Золотые слова. Я согласился с ним тогда, соглашаюсь и теперь.
Конец Питера был столь же необычен и полон драматизма, как и вся его жизнь. В семье у него все шло так, как он задумал. Он был предан дому и детям, у него была любящая жена, множество друзей, он всем на свете интересовался; как это в нем все уживается? — снова и снова изумлялся я, хорошо помня его прошлое. Однажды он приехал в Нью-Йорк, побывал в китайской импортной фирме, через которую все еще доставал иногда кое-какие безделушки для своих коллекций. Питер зашел ко мне в редакцию, в Баттерик Билдинг, узнать, приеду ли я к нему, как обычно, на воскресенье. Он раздобыл кое-что занятное. Хочет сделать мне сюрприз. Надо, чтобы я приехал и поглядел. У лифта он весело помахал мне рукой,
— Ну, будь здоров. В субботу увидимся!
Но в пятницу, когда я, сидя за письменным столом, разговаривал с приятелем, мне подали телеграмму. Она была от жены Питера. Я прочитал: «Питер умер сегодня в два часа от воспаления легких. Приезжайте».

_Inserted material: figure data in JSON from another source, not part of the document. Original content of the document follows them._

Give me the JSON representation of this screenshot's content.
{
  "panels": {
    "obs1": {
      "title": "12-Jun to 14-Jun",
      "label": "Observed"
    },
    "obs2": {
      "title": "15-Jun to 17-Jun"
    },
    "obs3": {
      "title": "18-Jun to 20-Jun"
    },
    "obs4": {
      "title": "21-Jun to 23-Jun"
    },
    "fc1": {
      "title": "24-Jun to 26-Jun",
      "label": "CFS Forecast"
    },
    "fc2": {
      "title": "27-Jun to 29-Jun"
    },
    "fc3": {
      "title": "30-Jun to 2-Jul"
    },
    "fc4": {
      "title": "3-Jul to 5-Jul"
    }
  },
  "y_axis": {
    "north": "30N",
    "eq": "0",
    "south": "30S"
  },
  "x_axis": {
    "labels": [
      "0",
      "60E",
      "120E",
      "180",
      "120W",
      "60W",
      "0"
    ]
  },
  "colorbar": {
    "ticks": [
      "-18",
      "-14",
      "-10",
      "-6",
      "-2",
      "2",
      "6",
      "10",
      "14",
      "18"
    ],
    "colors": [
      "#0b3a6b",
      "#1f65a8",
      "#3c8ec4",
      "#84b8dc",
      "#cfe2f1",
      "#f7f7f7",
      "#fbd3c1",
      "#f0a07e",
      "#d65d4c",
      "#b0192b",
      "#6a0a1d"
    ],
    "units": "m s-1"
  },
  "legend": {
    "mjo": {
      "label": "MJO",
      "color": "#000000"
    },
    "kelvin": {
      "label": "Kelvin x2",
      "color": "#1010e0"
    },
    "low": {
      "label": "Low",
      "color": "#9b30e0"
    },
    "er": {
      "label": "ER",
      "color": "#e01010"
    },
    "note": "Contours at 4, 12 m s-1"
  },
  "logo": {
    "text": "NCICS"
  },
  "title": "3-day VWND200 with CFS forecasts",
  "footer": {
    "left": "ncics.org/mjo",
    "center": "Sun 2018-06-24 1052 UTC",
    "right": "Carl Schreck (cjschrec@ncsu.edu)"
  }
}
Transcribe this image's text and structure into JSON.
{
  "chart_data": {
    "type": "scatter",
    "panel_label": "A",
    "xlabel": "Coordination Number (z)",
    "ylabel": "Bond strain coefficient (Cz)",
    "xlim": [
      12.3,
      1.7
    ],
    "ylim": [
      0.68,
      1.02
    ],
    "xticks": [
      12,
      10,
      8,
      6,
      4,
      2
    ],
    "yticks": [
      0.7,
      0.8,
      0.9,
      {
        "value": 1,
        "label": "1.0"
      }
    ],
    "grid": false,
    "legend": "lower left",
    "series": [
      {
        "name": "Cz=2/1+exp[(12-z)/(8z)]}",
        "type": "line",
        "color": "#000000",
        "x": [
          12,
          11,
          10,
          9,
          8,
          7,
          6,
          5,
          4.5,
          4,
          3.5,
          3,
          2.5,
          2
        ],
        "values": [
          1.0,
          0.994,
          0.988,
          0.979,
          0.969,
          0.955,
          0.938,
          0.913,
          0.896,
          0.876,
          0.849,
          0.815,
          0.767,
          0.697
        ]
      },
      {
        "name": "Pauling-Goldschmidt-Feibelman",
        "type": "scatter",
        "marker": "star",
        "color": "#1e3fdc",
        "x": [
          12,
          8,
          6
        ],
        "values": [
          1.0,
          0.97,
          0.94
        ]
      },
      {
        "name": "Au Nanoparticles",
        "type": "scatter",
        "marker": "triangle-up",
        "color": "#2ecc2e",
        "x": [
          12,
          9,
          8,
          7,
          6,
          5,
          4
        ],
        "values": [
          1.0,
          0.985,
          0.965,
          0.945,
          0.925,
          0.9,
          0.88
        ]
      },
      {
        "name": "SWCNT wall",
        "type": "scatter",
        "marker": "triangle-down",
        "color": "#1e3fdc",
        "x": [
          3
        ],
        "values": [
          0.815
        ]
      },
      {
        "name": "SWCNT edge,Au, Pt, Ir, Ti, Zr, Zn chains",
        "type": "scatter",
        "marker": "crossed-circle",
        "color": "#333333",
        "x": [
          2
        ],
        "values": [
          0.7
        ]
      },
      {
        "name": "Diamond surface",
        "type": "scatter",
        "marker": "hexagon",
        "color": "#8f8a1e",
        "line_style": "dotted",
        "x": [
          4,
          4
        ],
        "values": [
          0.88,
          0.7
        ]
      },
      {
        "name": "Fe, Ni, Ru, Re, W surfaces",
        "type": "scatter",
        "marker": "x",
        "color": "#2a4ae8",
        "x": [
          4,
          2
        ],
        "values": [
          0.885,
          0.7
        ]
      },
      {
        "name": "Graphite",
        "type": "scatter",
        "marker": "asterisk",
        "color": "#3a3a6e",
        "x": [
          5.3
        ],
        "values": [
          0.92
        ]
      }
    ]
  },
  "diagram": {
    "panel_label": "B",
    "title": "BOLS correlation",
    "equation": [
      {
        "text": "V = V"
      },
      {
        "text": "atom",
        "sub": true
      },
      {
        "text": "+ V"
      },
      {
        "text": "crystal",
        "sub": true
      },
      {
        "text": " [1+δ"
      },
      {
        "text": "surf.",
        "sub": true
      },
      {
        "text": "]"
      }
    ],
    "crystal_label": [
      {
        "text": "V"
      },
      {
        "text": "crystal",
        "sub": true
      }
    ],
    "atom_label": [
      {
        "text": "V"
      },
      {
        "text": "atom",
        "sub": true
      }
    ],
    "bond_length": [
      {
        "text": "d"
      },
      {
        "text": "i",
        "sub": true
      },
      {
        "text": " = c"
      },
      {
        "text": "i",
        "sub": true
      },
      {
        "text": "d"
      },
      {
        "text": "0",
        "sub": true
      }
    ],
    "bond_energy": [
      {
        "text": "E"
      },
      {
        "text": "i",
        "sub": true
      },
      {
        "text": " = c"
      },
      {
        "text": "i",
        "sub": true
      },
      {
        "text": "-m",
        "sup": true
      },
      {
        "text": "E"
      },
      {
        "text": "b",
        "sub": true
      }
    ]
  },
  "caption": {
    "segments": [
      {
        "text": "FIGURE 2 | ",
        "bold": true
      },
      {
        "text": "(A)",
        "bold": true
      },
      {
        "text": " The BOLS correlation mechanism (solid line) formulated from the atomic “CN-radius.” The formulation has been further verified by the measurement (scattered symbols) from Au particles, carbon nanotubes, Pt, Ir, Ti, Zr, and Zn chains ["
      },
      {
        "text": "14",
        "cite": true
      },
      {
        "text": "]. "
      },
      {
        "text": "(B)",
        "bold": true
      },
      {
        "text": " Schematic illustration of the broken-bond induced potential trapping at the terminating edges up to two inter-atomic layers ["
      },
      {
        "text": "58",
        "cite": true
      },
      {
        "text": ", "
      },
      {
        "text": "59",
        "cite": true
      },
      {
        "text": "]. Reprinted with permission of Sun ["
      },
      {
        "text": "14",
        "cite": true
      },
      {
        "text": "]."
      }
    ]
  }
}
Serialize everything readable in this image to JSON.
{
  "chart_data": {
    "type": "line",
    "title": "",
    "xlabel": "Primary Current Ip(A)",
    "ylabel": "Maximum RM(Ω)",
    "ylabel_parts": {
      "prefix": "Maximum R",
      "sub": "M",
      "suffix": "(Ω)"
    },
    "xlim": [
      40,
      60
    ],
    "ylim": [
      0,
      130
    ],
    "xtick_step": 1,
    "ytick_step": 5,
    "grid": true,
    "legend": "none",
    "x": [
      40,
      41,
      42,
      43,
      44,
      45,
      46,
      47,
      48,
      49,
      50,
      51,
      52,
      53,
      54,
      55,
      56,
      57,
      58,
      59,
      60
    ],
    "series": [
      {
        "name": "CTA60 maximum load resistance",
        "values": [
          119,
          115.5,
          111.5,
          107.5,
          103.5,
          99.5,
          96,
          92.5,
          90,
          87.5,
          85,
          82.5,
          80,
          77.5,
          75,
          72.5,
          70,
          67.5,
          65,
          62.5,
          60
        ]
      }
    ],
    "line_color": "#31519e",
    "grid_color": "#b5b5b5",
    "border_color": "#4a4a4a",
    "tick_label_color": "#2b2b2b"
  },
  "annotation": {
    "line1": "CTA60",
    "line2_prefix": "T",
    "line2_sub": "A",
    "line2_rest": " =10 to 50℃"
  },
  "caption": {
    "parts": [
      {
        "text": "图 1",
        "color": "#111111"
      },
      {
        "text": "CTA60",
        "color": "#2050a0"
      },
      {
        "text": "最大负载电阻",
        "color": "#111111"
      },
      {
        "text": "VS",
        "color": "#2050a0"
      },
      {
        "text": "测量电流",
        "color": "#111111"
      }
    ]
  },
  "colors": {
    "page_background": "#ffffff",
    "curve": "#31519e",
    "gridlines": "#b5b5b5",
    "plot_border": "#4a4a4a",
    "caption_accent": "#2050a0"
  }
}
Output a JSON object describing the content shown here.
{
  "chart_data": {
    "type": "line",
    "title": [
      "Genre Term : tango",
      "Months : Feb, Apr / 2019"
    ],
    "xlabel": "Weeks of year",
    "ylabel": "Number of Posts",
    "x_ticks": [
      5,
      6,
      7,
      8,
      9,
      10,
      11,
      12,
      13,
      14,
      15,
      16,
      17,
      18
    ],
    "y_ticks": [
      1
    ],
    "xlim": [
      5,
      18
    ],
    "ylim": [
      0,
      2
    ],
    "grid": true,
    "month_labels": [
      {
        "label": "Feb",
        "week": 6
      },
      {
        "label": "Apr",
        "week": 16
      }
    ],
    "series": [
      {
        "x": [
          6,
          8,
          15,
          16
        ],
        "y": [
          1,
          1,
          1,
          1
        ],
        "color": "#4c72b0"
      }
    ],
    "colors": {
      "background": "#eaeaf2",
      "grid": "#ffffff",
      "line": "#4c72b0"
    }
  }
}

Я не верил своим глазам. Разве он был болен? Что теперь будет с его маленькой златокудрой Зулейкой, с малышами? А как же все его замыслы, планы? Я все бросил и помчался на вокзал. По дороге я размышлял над загадками, о которых так любил рассуждать Питер: смерть, распад, неизвестность, жестокое равнодушие природы. Что же станет с его женой, с детьми?
Приехав, я увидел, что от безмятежного семейного счастья в доме не осталось и следа, — все угасло, как свеча от порыва ветра. Питер лежал неподвижный и холодный; рядом в детской его ребятишки лепетали, как всегда, не понимая, что случилось; жена словно застыла и онемела от горя. Это случилось так внезапно, точно гром среди ясного неба, — она не могла опомниться, сначала не могла даже рассказать, как все произошло. Тут же были врач, приятель Питера, сосед-парикмахер, два-три сослуживца Питера по редакции, владелец бара, где мы играли в шары, владелец антикварной коллекции в сорок тысяч долларов. Все, как и я, были ошеломлены случившимся. Как самый близкий друг Питера, я взял на себя все хлопоты: телеграфировал родным, пошел к гробовщику, знавшему Питера, договориться о похоронах; хоронить предстояло в Ньюарке, а может быть, и в Филадельфии, как захочет вдова (кроме Питера, ее с Ньюарком ничто не связывало).